The actual resulting structure of these transactions is unknown, even to her, the banker. The point is that there is a lot that goes on behind the scenes (and behind the stated numbers) of a Chinese company. From my understanding and discussion with Chinese friends in the business, the Chinese aren't strangers to misrepresentation when it comes to filing for an IPO.

Taking a look through Dangdang's financials, the company posted an operating loss of RMB 77.8 million and RMB 87.8 million in 2007 and 2008 respectively. For 2009, the latest year reported in the prospectus, operating income was a positive 10.9 million. In 2009, the gross profit increased a whopping 600 basis points from 16.6% to 22.5%; right "on par" with Amazon

How in the world was this miraculous performance achieved? Management claims it was due to lower product procurement costs as a percentage of revenue and better pricing. Commanding just 8.9% market share and sales of less than $220 million, it's difficult to accept the explanation and believe that the company was able to achieve such scalability in such a short period.

The recent shareholder lawsuit filed against Mecox (MCOX) proves there is good reason to question the results. The company, which just IPO'd in October, revealed that its 2010 gross margins will decline 400 basis points and post long lists of significant increases in cost, including a 40.2% rise in compensation and benefit expenses.

Mercox is joined by an increasing list of Chinese companies being sued in the US for supplying prospectuses that contain false or misleading information, creating a barrier to truly understanding the business models and determining the sustainability or probability of profitability.
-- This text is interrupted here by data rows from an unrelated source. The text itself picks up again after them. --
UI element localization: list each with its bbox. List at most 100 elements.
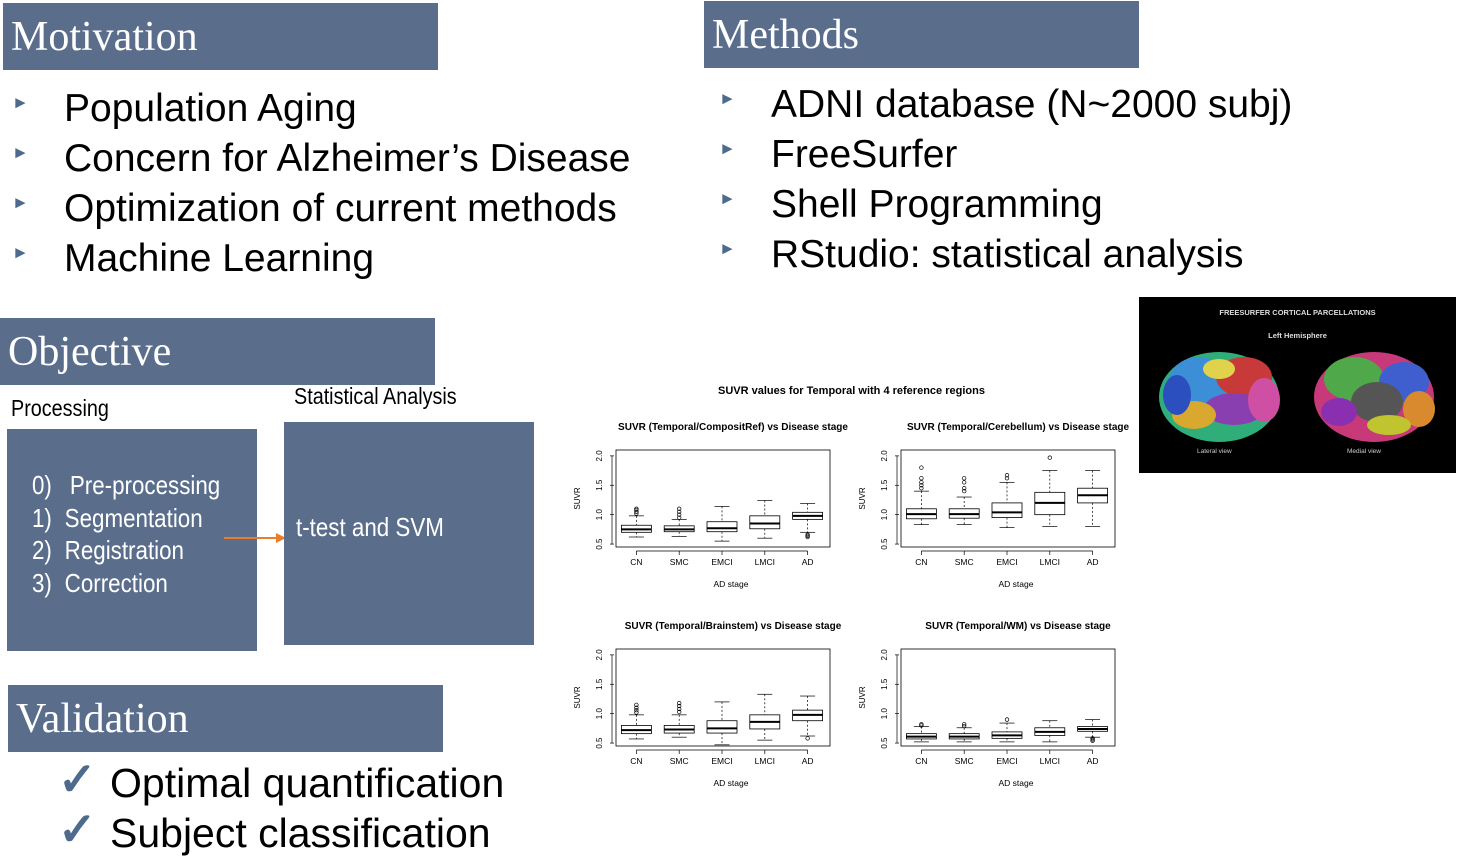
arrow-bullet-icon: ► <box>719 239 736 258</box>
y-axis-label: SUVR <box>858 686 867 708</box>
y-tick-label: 0.5 <box>595 737 604 749</box>
x-tick-label: CN <box>630 557 642 567</box>
x-tick-label: LMCI <box>755 557 775 567</box>
medial-brain <box>1314 352 1435 442</box>
outlier-point <box>677 509 682 514</box>
outlier-point <box>962 489 967 494</box>
objective-title: Objective <box>8 328 172 375</box>
y-tick-label: 2.0 <box>595 450 604 462</box>
stats-text: t-test and SVM <box>296 512 444 542</box>
x-tick-label: CN <box>630 756 642 766</box>
brain-illustration <box>1159 352 1435 442</box>
outlier-point <box>1004 717 1010 722</box>
step-item: 2) Registration <box>32 535 184 565</box>
chart-title: SUVR (Temporal/Brainstem) vs Disease sta… <box>625 621 842 632</box>
processing-box: 0) Pre-processing 1) Segmentation 2) Regist… <box>7 429 257 651</box>
box <box>706 521 738 533</box>
x-tick-label: EMCI <box>996 756 1017 766</box>
plot-frame <box>615 449 831 548</box>
brain-image-subtitle: Left Hemisphere <box>1268 331 1327 340</box>
outlier-point <box>962 480 967 485</box>
list-item: ✓ Optimal quantification <box>58 753 505 806</box>
lateral-brain <box>1159 352 1280 442</box>
y-tick-label: 1.5 <box>880 479 889 491</box>
outlier-point <box>677 700 682 706</box>
methods-title: Methods <box>712 11 859 58</box>
x-tick-label: SMC <box>955 557 974 567</box>
outlier-point <box>919 483 924 488</box>
validation-title: Validation <box>16 695 189 742</box>
outlier-point <box>1004 476 1010 481</box>
step-item: 1) Segmentation <box>32 502 203 533</box>
brain-parcellation-image: FREESURFER CORTICAL PARCELLATIONS Left H… <box>1139 297 1456 473</box>
chart-title: SUVR (Temporal/Cerebellum) vs Disease st… <box>907 422 1130 433</box>
y-tick-label: 0.5 <box>595 538 604 550</box>
y-tick-label: 2.0 <box>880 450 889 462</box>
objective-header: Objective <box>0 318 435 385</box>
x-tick-label: EMCI <box>711 756 732 766</box>
x-tick-label: CN <box>915 557 927 567</box>
plot-frame <box>615 648 831 747</box>
x-tick-label: AD <box>1087 756 1099 766</box>
y-tick-label: 2.0 <box>595 649 604 661</box>
outlier-point <box>677 512 682 517</box>
outlier-point <box>962 723 967 729</box>
x-tick-label: LMCI <box>1040 557 1060 567</box>
x-tick-label: LMCI <box>1040 756 1060 766</box>
x-axis-label: AD stage <box>714 778 749 788</box>
brain-image-title: FREESURFER CORTICAL PARCELLATIONS <box>1219 308 1376 317</box>
x-axis-label: AD stage <box>999 778 1034 788</box>
plot-frame <box>900 648 1116 747</box>
boxplot-chart-brainstem: SUVR (Temporal/Brainstem) vs Disease sta… <box>573 621 842 788</box>
boxplot-chart-wm: SUVR (Temporal/WM) vs Disease stage 0.5 1.… <box>858 621 1116 788</box>
outlier-point <box>1047 455 1052 460</box>
x-tick-label: SMC <box>955 756 974 766</box>
y-tick-label: 1.5 <box>880 678 889 690</box>
x-tick-label: SMC <box>670 557 689 567</box>
y-tick-label: 1.0 <box>880 708 889 720</box>
outlier-point <box>677 706 682 712</box>
lateral-view-caption: Lateral view <box>1197 448 1232 455</box>
arrow-bullet-icon: ► <box>12 243 29 262</box>
x-axis-label: AD stage <box>714 579 749 589</box>
outlier-point <box>677 506 682 511</box>
medial-view-caption: Medial view <box>1347 448 1381 455</box>
motivation-header: Motivation <box>3 3 438 70</box>
step-item: 0) Pre-processing <box>32 470 221 500</box>
outlier-point <box>634 702 639 707</box>
outlier-point <box>919 480 924 485</box>
x-tick-label: EMCI <box>996 557 1017 567</box>
list-item: ► Population Aging <box>12 84 630 134</box>
outlier-point <box>677 515 682 520</box>
figure-title: SUVR values for Temporal with 4 referenc… <box>718 385 985 397</box>
outlier-point <box>919 465 924 470</box>
x-tick-label: LMCI <box>755 756 775 766</box>
y-tick-label: 1.5 <box>595 479 604 491</box>
statistical-analysis-box: t-test and SVM <box>284 422 534 645</box>
outlier-point <box>1090 736 1095 741</box>
check-icon: ✓ <box>58 753 97 805</box>
list-item: ✓ Subject classification <box>58 803 491 856</box>
outlier-point <box>962 722 967 727</box>
list-item: ► RStudio: statistical analysis <box>719 230 1292 280</box>
outlier-point <box>634 506 639 511</box>
outlier-point <box>805 533 810 538</box>
boxplot-chart-compositref: SUVR (Temporal/CompositRef) vs Disease s… <box>573 422 848 589</box>
arrow-bullet-icon: ► <box>12 193 29 212</box>
chart-title: SUVR (Temporal/CompositRef) vs Disease s… <box>618 422 848 433</box>
motivation-title: Motivation <box>11 13 198 60</box>
outlier-point <box>634 509 639 514</box>
validation-list: ✓ Optimal quantification ✓ Subject classif… <box>58 753 505 858</box>
arrow-bullet-icon: ► <box>719 189 736 208</box>
list-item: ► Optimization of current methods <box>12 184 630 234</box>
methods-header: Methods <box>704 1 1139 68</box>
boxplot-chart-cerebellum: SUVR (Temporal/Cerebellum) vs Disease st… <box>858 422 1130 589</box>
processing-steps: 0) Pre-processing 1) Segmentation 2) Regist… <box>32 469 220 599</box>
arrow-bullet-icon: ► <box>719 139 736 158</box>
motivation-list: ► Population Aging ► Concern for Alzheimer… <box>12 84 630 284</box>
step-item: 3) Correction <box>32 567 168 598</box>
x-axis-label: AD stage <box>999 579 1034 589</box>
processing-label: Processing <box>11 395 109 421</box>
arrow-right-icon <box>224 533 286 543</box>
outlier-point <box>634 710 639 715</box>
Yet, Dangdang is selling at 6.64 times sales compared to Amazon, with historically proven strong cash flow generation, persistent growth and a net margin nearly triple that of Dangdang, selling at 2.38 times sales.

Youku is selling at 81.2 times sales. It has yet to post a positive gross profit. Even after Mecox's steep decline following the lawsuit, it still sells for 52 times earnings.

Significant opportunity lies in China's underdeveloped Internet space. While the government recently announced plans to step up Internet censorship in response to Middle East protests, it also protects domestic players, blocking or making it difficult for international players to exist in the market.

Like the US tech bubble, there will be robust winners that emerge from this Chinese Internet phenomenon. But given the nature of reporting, particularly in IPO prospectuses, investors will have to rely mostly on their gambling luck and hope for a momentum gain for future IPOs like renren. Because at the end of the day, what you see isn't always going to be what you get when it comes to Chinese investments.